Our study showed that patients carrying the more favorable rs 7453920 genotypes AG and AA had a significantly higher rate of response to treatment. Several previous clinical trials attempted to clarify the effect of the HLA gene variant on HBV treatment response. Chang et al., who studied the effect of HLA variants and response to interferon therapy in male Han Taiwanese patients with CHB, concluded that “G-C” haplotype of the five SNPs, including rs9277535 (HLADPB1), rs9276370 (HLA-DQA2), rs7756516 and rs7453920 (HLA-DQB2), and rs9366816 near HLA-DPA3, is associated with sustained therapeutic response to IFN-α treatment . In addition, results of a meta-analysis performed by Xu et al. concluded that the HLA-DQ rs7453920-A allele was a protecting factor against chronic HBV infection, while rs 7453920-G serves as a risk factor for HBV infection .

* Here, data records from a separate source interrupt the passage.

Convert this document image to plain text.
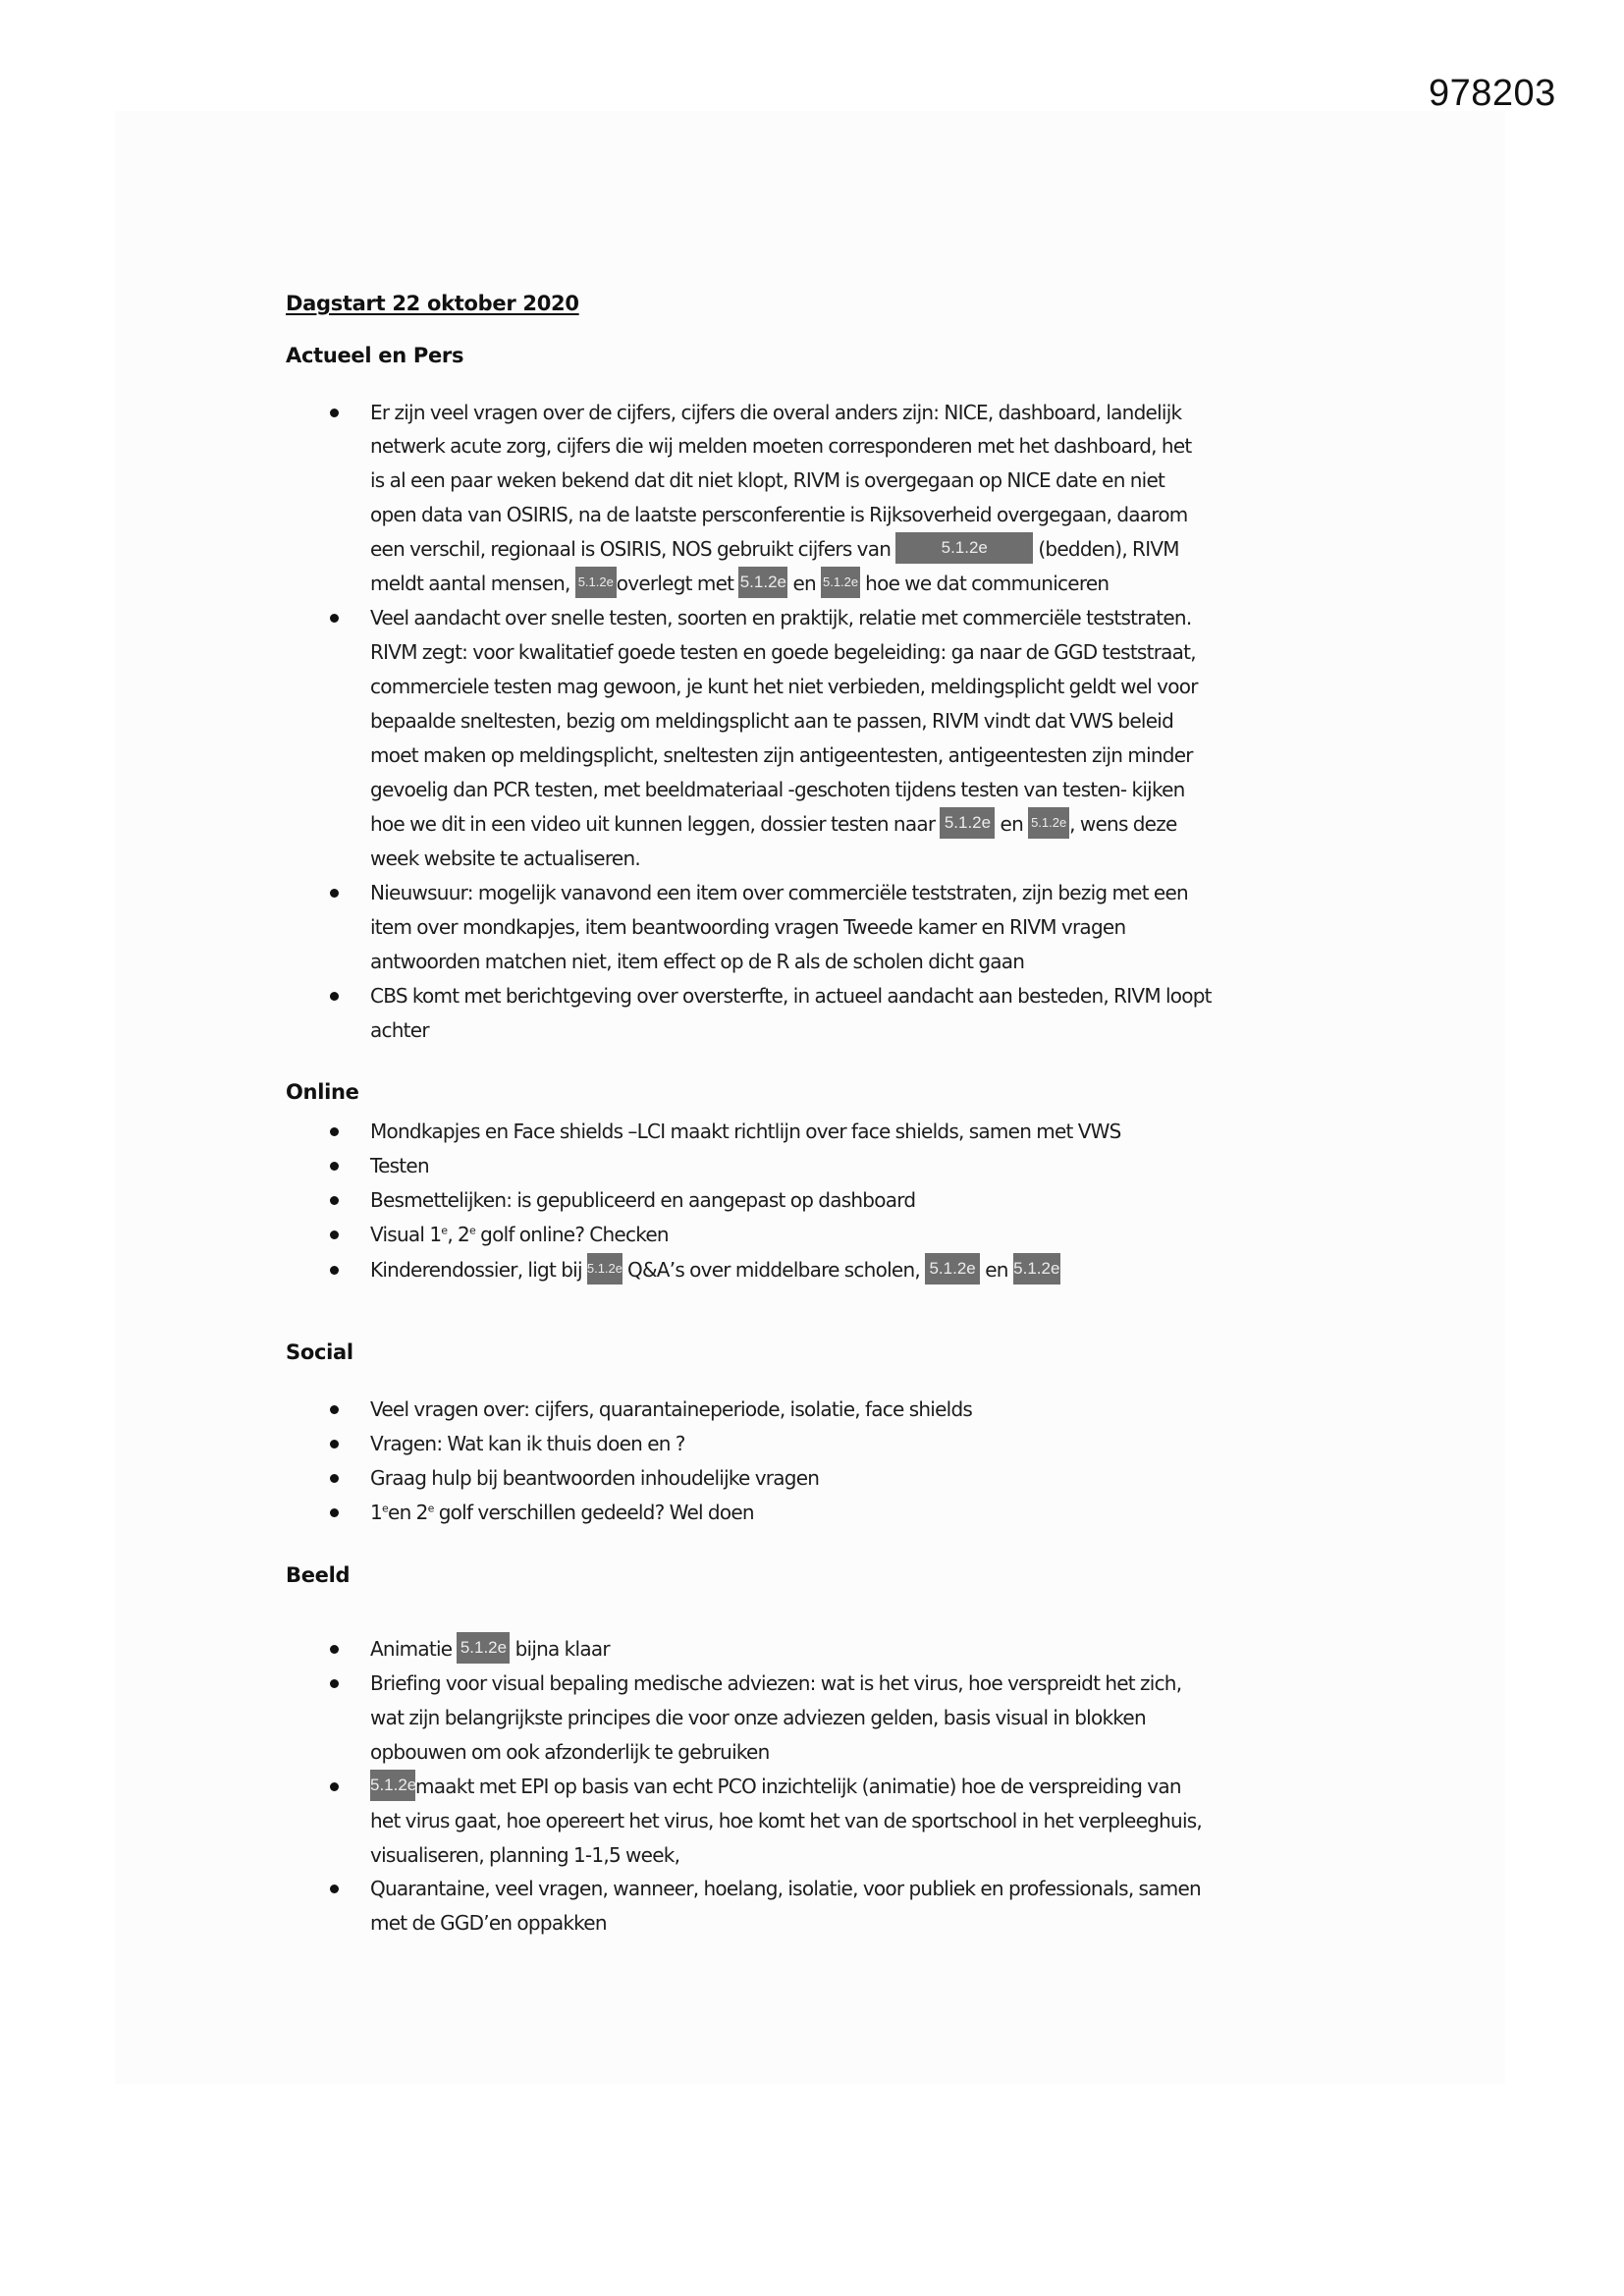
978203
Dagstart 22 oktober 2020
Actueel en Pers
Er zijn veel vragen over de cijfers, cijfers die overal anders zijn: NICE, dashboard, landelijk
netwerk acute zorg, cijfers die wij melden moeten corresponderen met het dashboard, het
is al een paar weken bekend dat dit niet klopt, RIVM is overgegaan op NICE date en niet
open data van OSIRIS, na de laatste persconferentie is Rijksoverheid overgegaan, daarom
een verschil, regionaal is OSIRIS, NOS gebruikt cijfers van	5.1.2e (bedden), RIVM
meldt aantal mensen, 5.1.2e overlegt met 5.1.2e en 5.1.2e hoe we dat communiceren
Veel aandacht over snelle testen, soorten en praktijk, relatie met commerciële teststraten.
RIVM zegt: voor kwalitatief goede testen en goede begeleiding: ga naar de GGD teststraat,
commerciele testen mag gewoon, je kunt het niet verbieden, meldingsplicht geldt wel voor
bepaalde sneltesten, bezig om meldingsplicht aan te passen, RIVM vindt dat VWS beleid
moet maken op meldingsplicht, sneltesten zijn antigeentesten, antigeentesten zijn minder
gevoelig dan PCR testen, met beeldmateriaal -geschoten tijdens testen van testen- kijken
hoe we dit in een video uit kunnen leggen, dossier testen naar 5.1.2e en 5.1.2e , wens deze
week website te actualiseren.
Nieuwsuur: mogelijk vanavond een item over commerciële teststraten, zijn bezig met een
item over mondkapjes, item beantwoording vragen Tweede kamer en RIVM vragen
antwoorden matchen niet, item effect op de R als de scholen dicht gaan
CBS komt met berichtgeving over oversterfte, in actueel aandacht aan besteden, RIVM loopt
achter
Online
Mondkapjes en Face shields –LCI maakt richtlijn over face shields, samen met VWS
Testen
Besmettelijken: is gepubliceerd en aangepast op dashboard
Visual 1e, 2e golf online? Checken
Kinderendossier, ligt bij 5.1.2e Q&A’s over middelbare scholen, 5.1.2e en 5.1.2e
Social
Veel vragen over: cijfers, quarantaineperiode, isolatie, face shields
Vragen: Wat kan ik thuis doen en ?
Graag hulp bij beantwoorden inhoudelijke vragen
1een 2e golf verschillen gedeeld? Wel doen
Beeld
Animatie 5.1.2e bijna klaar
Briefing voor visual bepaling medische adviezen: wat is het virus, hoe verspreidt het zich,
wat zijn belangrijkste principes die voor onze adviezen gelden, basis visual in blokken
opbouwen om ook afzonderlijk te gebruiken
5.1.2emaakt met EPI op basis van echt PCO inzichtelijk (animatie) hoe de verspreiding van
het virus gaat, hoe opereert het virus, hoe komt het van de sportschool in het verpleeghuis,
visualiseren, planning 1-1,5 week,
Quarantaine, veel vragen, wanneer, hoelang, isolatie, voor publiek en professionals, samen
met de GGD’en oppakken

On the other hand, Zhang et al. studied a different HLA-DQ locus and concluded that rs9275572 can be considered as a predictor of response to Lamivudine therapy .
To the best of our knowledge, this the first study to investigate HLA-DQB2 rs 7453920 polymorphism in chronic HBV Egyptian patients, but this study has its own limitation due to the small sample size. Therefore, further studies on a larger cohort are needed to validate these results.
The presence of HLA-DQB2 rs 7453920-G serves as a risk factor for chronic HBV infection and treatment failure in the Egyptian population.
LIST OF ABBREVIATIONS
|AFP||= Alfa fetoprotein|
|ALT||= Alanine Aminotransferase.|
|BMI||= Body Mass Index|
|CBC||= Complete Blood Picture|
|FDR||= False discovery rate.|
|HBV||= Hepatitis B Virus.|
|HBsAg||= Hepatitis B Surface Antigen|
|HbcAb||= Hepatitis B Virus Core Antibody|
|HBeAg||= Hepatitis B e Antigen|
|HBeAb||= Hepatitis B e Antibody|
|HCC||= Hepatocellular Carcinoma|
|(HLA)-DQ||= Human Leukocyte Antigen|
|LC||= Liver Cirrhosis|
|PCR||= Polymerase Chain Reaction|
|SNP||= Single Nucleotide Polymorphism|
|SVR||= Sustained Virological Response|
|T. BIL||= Total Bilirubin|
ETHICS APPROVAL AND CONSENT TO PARTICIPATE
The research was approved by the Tanta University Faculty of Medicine research ethical committee, 31412/03/16 Egypt .
HUMAN AND ANIMAL RIGHTS
No animals were used in this research. All human research procedures were followed in accordance with the ethical standards of the committee responsible for human experimentation (institutional and national), and with the Helsinki Declaration of 1975, as revised in 2013.
CONSENT FOR PUBLICATION
Written informed consent was obtained from all the participants.
AVAILABILITY OF DATA AND MATERIALS
The authors' institution does not allow public data access.
CONFLICT OF INTEREST
The author declares no conflict of interest, financial or otherwise.